Logistik
Anteilseigner fordert Aufspaltung der Post

Es ist ein schwieriger Tag für Post-Chef Frank Appel: Die Aktionäre machen ihm auf der Hauptversammlung die Hölle heiß. Harsche Kritik gab es mehreren Gründen. Auch der Name Zumwinkel fällt immer wieder. Und wo viel Kritik ist, sind spektakuläre Vorschläge nicht weit.

FRANKFURT. Der Deutsche Post stehen harte Zeiten bevor. Im ersten Quartal hätten sich die Umsatzrückgänge im Vergleich zum vierten Quartal 2008 über alle Produkte und Unternehmensbereiche hinweg verstärkt, sagte Post-Chef Frank Appel auf der Hauptversammlung des Logistikkonzerns in Frankfurt. Nach einem Einbruch des operativen Ergebnisses um fast 50 Prozent kündigte Appel eine Verschärfung des Sparkurses an. „Wir müssen uns auf den schlimmsten Fall vorbereiten“, sagte er.

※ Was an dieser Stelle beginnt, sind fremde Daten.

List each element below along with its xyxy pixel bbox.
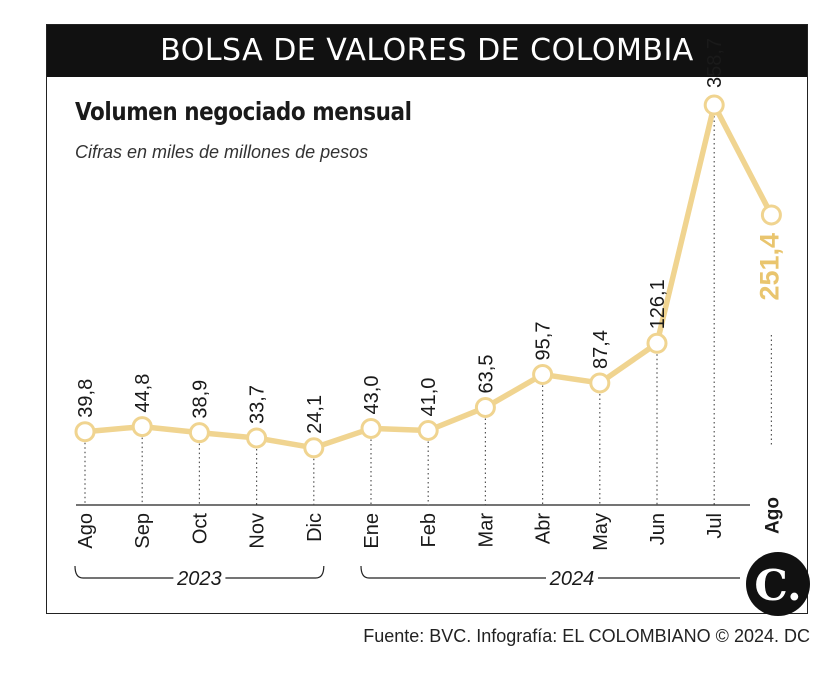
value-label: 41,0 bbox=[418, 378, 440, 417]
year-bracket bbox=[360, 565, 546, 579]
data-point bbox=[188, 422, 210, 444]
source-credit: Fuente: BVC. Infografía: EL COLOMBIANO ©… bbox=[363, 626, 810, 646]
year-label: 2024 bbox=[549, 568, 595, 590]
highlight-value-label: 251,4 bbox=[754, 233, 784, 301]
data-point bbox=[760, 204, 782, 226]
value-label: 39,8 bbox=[75, 379, 97, 418]
value-label: 126,1 bbox=[647, 279, 669, 329]
value-label: 358,7 bbox=[704, 38, 726, 88]
value-label: 38,9 bbox=[189, 380, 211, 419]
data-point bbox=[246, 427, 268, 449]
x-tick-label: May bbox=[590, 513, 612, 551]
data-point bbox=[474, 396, 496, 418]
x-tick-label: Jun bbox=[647, 513, 669, 545]
value-label: 95,7 bbox=[533, 322, 555, 361]
data-point bbox=[417, 419, 439, 441]
x-tick-label: Ago bbox=[75, 513, 97, 549]
data-point bbox=[74, 421, 96, 443]
data-point bbox=[703, 94, 725, 116]
year-bracket bbox=[225, 565, 325, 579]
year-label: 2023 bbox=[176, 568, 222, 590]
logo-text: C. bbox=[754, 561, 801, 610]
data-point bbox=[360, 417, 382, 439]
x-tick-label: Feb bbox=[418, 513, 440, 547]
value-label: 33,7 bbox=[247, 385, 269, 424]
data-point bbox=[646, 332, 668, 354]
x-tick-label: Dic bbox=[304, 513, 326, 542]
value-label: 87,4 bbox=[590, 330, 612, 369]
chart-title: Volumen negociado mensual bbox=[75, 97, 412, 126]
value-label: 44,8 bbox=[132, 374, 154, 413]
data-point bbox=[131, 416, 153, 438]
banner-title: BOLSA DE VALORES DE COLOMBIA bbox=[47, 25, 807, 77]
x-tick-label: Sep bbox=[132, 513, 154, 549]
value-label: 24,1 bbox=[304, 395, 326, 434]
logo-badge bbox=[746, 552, 810, 616]
data-point bbox=[589, 372, 611, 394]
data-point bbox=[532, 363, 554, 385]
x-tick-label: Oct bbox=[189, 513, 211, 545]
data-point bbox=[303, 437, 325, 459]
chart-subtitle: Cifras en miles de millones de pesos bbox=[75, 142, 369, 162]
x-tick-label: Mar bbox=[475, 513, 497, 548]
x-tick-label: Ene bbox=[361, 513, 383, 549]
x-tick-label: Jul bbox=[704, 513, 726, 539]
value-label: 63,5 bbox=[475, 355, 497, 394]
chart-card: BOLSA DE VALORES DE COLOMBIA Volumen neg… bbox=[46, 24, 808, 614]
year-bracket bbox=[74, 565, 174, 579]
x-tick-label: Nov bbox=[247, 513, 269, 549]
x-tick-label: Abr bbox=[533, 513, 555, 544]
x-tick-label: Ago bbox=[762, 497, 783, 534]
value-label: 43,0 bbox=[361, 376, 383, 415]
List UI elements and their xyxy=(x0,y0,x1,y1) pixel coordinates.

Vor allem im Briefbereich schlage der derzeitige Nachfrageeinbruch unmittelbar auf die Ergebnisse durch. Deshalb sei die Post gezwungen, die Kosten zu senken. Bis zum Jahr 2010 will er konzernweit durch über 100 Einzelmaßnahmen eine Mrd. Euro einsparen. Die Post erwirtschaftet immer noch den Löwenanteil des Gewinns im Briefbereich und damit vor allem in Deutschland.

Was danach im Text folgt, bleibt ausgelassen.